Ah, aptal üç moruk. Zamanı mıydı şimdi?
Özür dilerim. Belki bu dünyada yapamadık ama Elysium'da buluştuğumuzda, orada da yürüyüş yaparız, olur mu?
Yeter ki yanımda ol, Tartarus'a gitmeye razı edecek o Olimpos tarihi kitabını bile bitirmeye razıyım.
Bana geri dön, Akıllı Kız. Bencilliğim tuttu yine ama canını yaktığım için beni unutman gerekirse yine de bir parçan, küçücük bir parçan, beni unutmasın. Saçların ağardığında, ölüm seni de bulduğunda, bana geleceğini hatırla ve gülümse. Gülümse ki beni unutmadığını bileyim. Gülümse ki senin arkanda bıraktıklarının gözyaşları benimkilerden erken dinsin.
Korkma. Ben buradayım. Seni o işeyaramaz örümceklerden koruduğum gibi, ölümün acısından da korurum. Belki bedenimle yapamam ancak sana bıraktığım hatıralarım, elimden geleni yapacak.
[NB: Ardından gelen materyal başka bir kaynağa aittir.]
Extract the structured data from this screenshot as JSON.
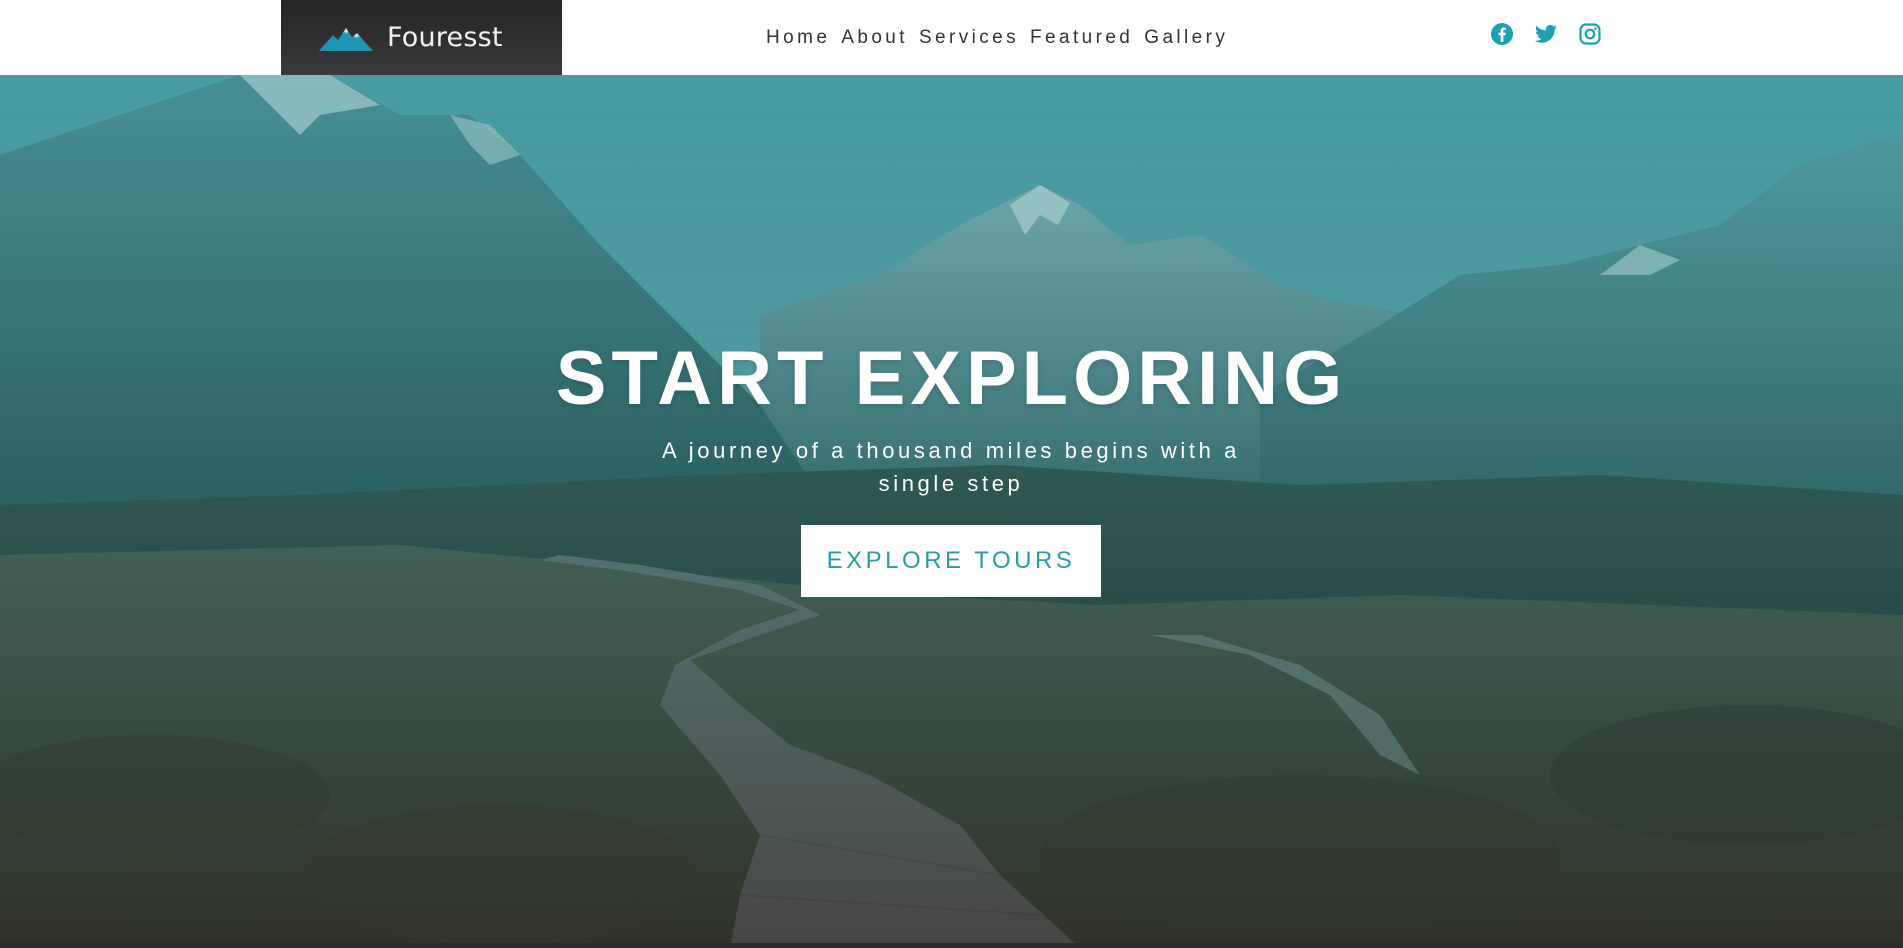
{
  "brand": {
    "name": "Fouresst",
    "logo_icon": "mountain-icon",
    "accent_color": "#1f95b5"
  },
  "nav": {
    "items": [
      {
        "label": "Home"
      },
      {
        "label": "About"
      },
      {
        "label": "Services"
      },
      {
        "label": "Featured"
      },
      {
        "label": "Gallery"
      }
    ]
  },
  "socials": {
    "color": "#1f9fb2",
    "icons": [
      "facebook-icon",
      "twitter-icon",
      "instagram-icon"
    ]
  },
  "hero": {
    "title": "START EXPLORING",
    "subtitle": "A journey of a thousand miles begins with a single step",
    "button_label": "EXPLORE TOURS",
    "button_text_color": "#2a9ca6"
  }
}
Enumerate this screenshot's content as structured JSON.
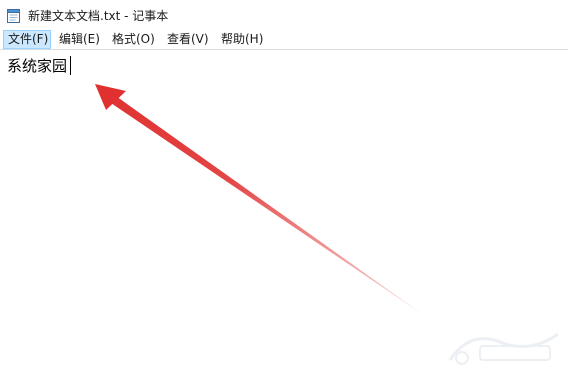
{
  "window": {
    "title": "新建文本文档.txt - 记事本"
  },
  "menubar": {
    "items": [
      {
        "label": "文件(F)",
        "active": true
      },
      {
        "label": "编辑(E)",
        "active": false
      },
      {
        "label": "格式(O)",
        "active": false
      },
      {
        "label": "查看(V)",
        "active": false
      },
      {
        "label": "帮助(H)",
        "active": false
      }
    ]
  },
  "editor": {
    "content": "系统家园"
  },
  "annotation": {
    "arrow_color": "#e03030"
  },
  "colors": {
    "menu_highlight": "#cce8ff",
    "menu_highlight_border": "#99d1ff"
  }
}
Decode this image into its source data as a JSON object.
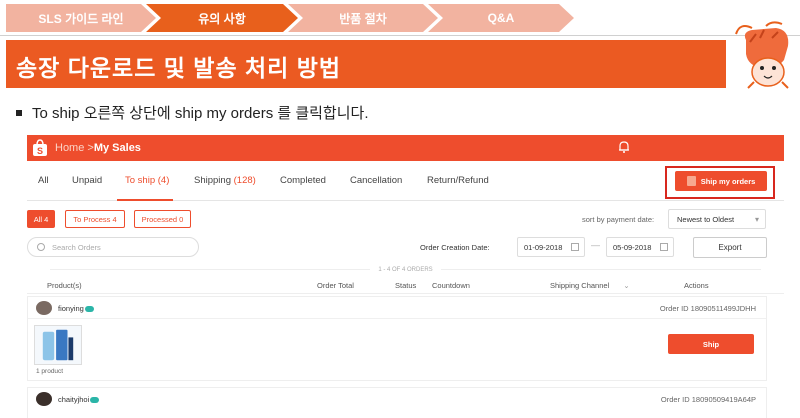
{
  "nav": {
    "items": [
      {
        "label": "SLS 가이드 라인"
      },
      {
        "label": "유의 사항"
      },
      {
        "label": "반품 절차"
      },
      {
        "label": "Q&A"
      }
    ],
    "active_index": 1
  },
  "title": "송장 다운로드 및 발송 처리 방법",
  "instruction": "To ship 오른쪽 상단에 ship my orders 를 클릭합니다.",
  "colors": {
    "accent": "#eb5a22",
    "shopee": "#ee4d2d",
    "highlight": "#d8281e"
  },
  "app": {
    "breadcrumb": {
      "home": "Home",
      "sep": ">",
      "current": "My Sales"
    },
    "tabs": [
      {
        "label": "All",
        "count": ""
      },
      {
        "label": "Unpaid",
        "count": ""
      },
      {
        "label": "To ship",
        "count": "(4)"
      },
      {
        "label": "Shipping",
        "count": "(128)"
      },
      {
        "label": "Completed",
        "count": ""
      },
      {
        "label": "Cancellation",
        "count": ""
      },
      {
        "label": "Return/Refund",
        "count": ""
      }
    ],
    "active_tab": "To ship",
    "ship_my_orders_label": "Ship my orders",
    "filters": [
      {
        "label": "All 4",
        "active": true
      },
      {
        "label": "To Process 4",
        "active": false
      },
      {
        "label": "Processed 0",
        "active": false
      }
    ],
    "sort_label": "sort by payment date:",
    "sort_value": "Newest to Oldest",
    "search_placeholder": "Search Orders",
    "date_label": "Order Creation Date:",
    "date_from": "01-09-2018",
    "date_to": "05-09-2018",
    "date_sep": "—",
    "export_label": "Export",
    "count_line": "1 - 4 OF 4 ORDERS",
    "columns": [
      "Product(s)",
      "Order Total",
      "Status",
      "Countdown",
      "Shipping Channel",
      "Actions"
    ],
    "orders": [
      {
        "user": "fionying",
        "order_id": "Order ID 18090511499JDHH",
        "product_count": "1 product",
        "action": "Ship"
      },
      {
        "user": "chaityjhoi",
        "order_id": "Order ID 18090509419A64P"
      }
    ]
  }
}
Ve Percy Jackson yine susmayı başaramadı! Connor ve Travis'e de selam söylemeyi unutma. İkisi de şapşallık yarışında beni solda sıfır bırakıyordu ancak onları da çok sevdiğimi inkar edemem. Şimdilik... Sonsuzluğumuzda görüşürüz, Akıllı Kız. Yosun Kafa'n Elysium sahilinde soydaşlarıyla lak lak ediyor olacak.
Gelip kızmayı unutma.
Anneme onu sevdiğimi söyle. O bu acıların hiçbirini hak etmedi. O şüphesiz benim tanıdığım en güçlü insandı. Ben bu dünyanın kahramanı olmayı beceremedim ancak o benim dünyamın en büyük kahramanıydı. Beni affetmesini söyle. Bir de iyi olduğumu.
Ben gerçekten iyiyim anne. Hem Elysium'da da mavi kurabiyeler yapıyorlarmış. İyice bencilleşiyorum ama sen de yapmaya devam et. Tıpkı doğum günümde yaptıkların gibi. Merak etme, ben de orada olacağım. Ne sandın, tabii ki Elysium'daki kurabiyeler seninkilerle yarışamaz. Sen Sally Jackson'sın, benim annemsin. Tabii ki senin eşin ve benzerin yok.
Özür dilerim anne. Paul'a sana iyi bakmasını söyle. Yoksa gece rüyalarına girerim, hem eve girip kurabiyeleri kaçırmak için de bahanem olmuş olur.
Hey, Kıvırcık, seni unuttuğumu sandın, değil mi? Ama asıl unutan sensin. Aramızda, seneler evvel kurulan bir bağ var ve söz ettiğim empati bağı değil. Sen, her zaman benim en yakın arkadaşım olacaksın. Üzerinden ne kadar yıl ve olay geçerse geçsin. Ve eğer bir dilek hakkım olursa ölmemeni dileyeceğim. Eğer benim yüzümden ölürsen ve Elysium'a gelirsen seni asla affetmem. Eskiden de peşimden ayrılmazdın, bir rahat vermezdin.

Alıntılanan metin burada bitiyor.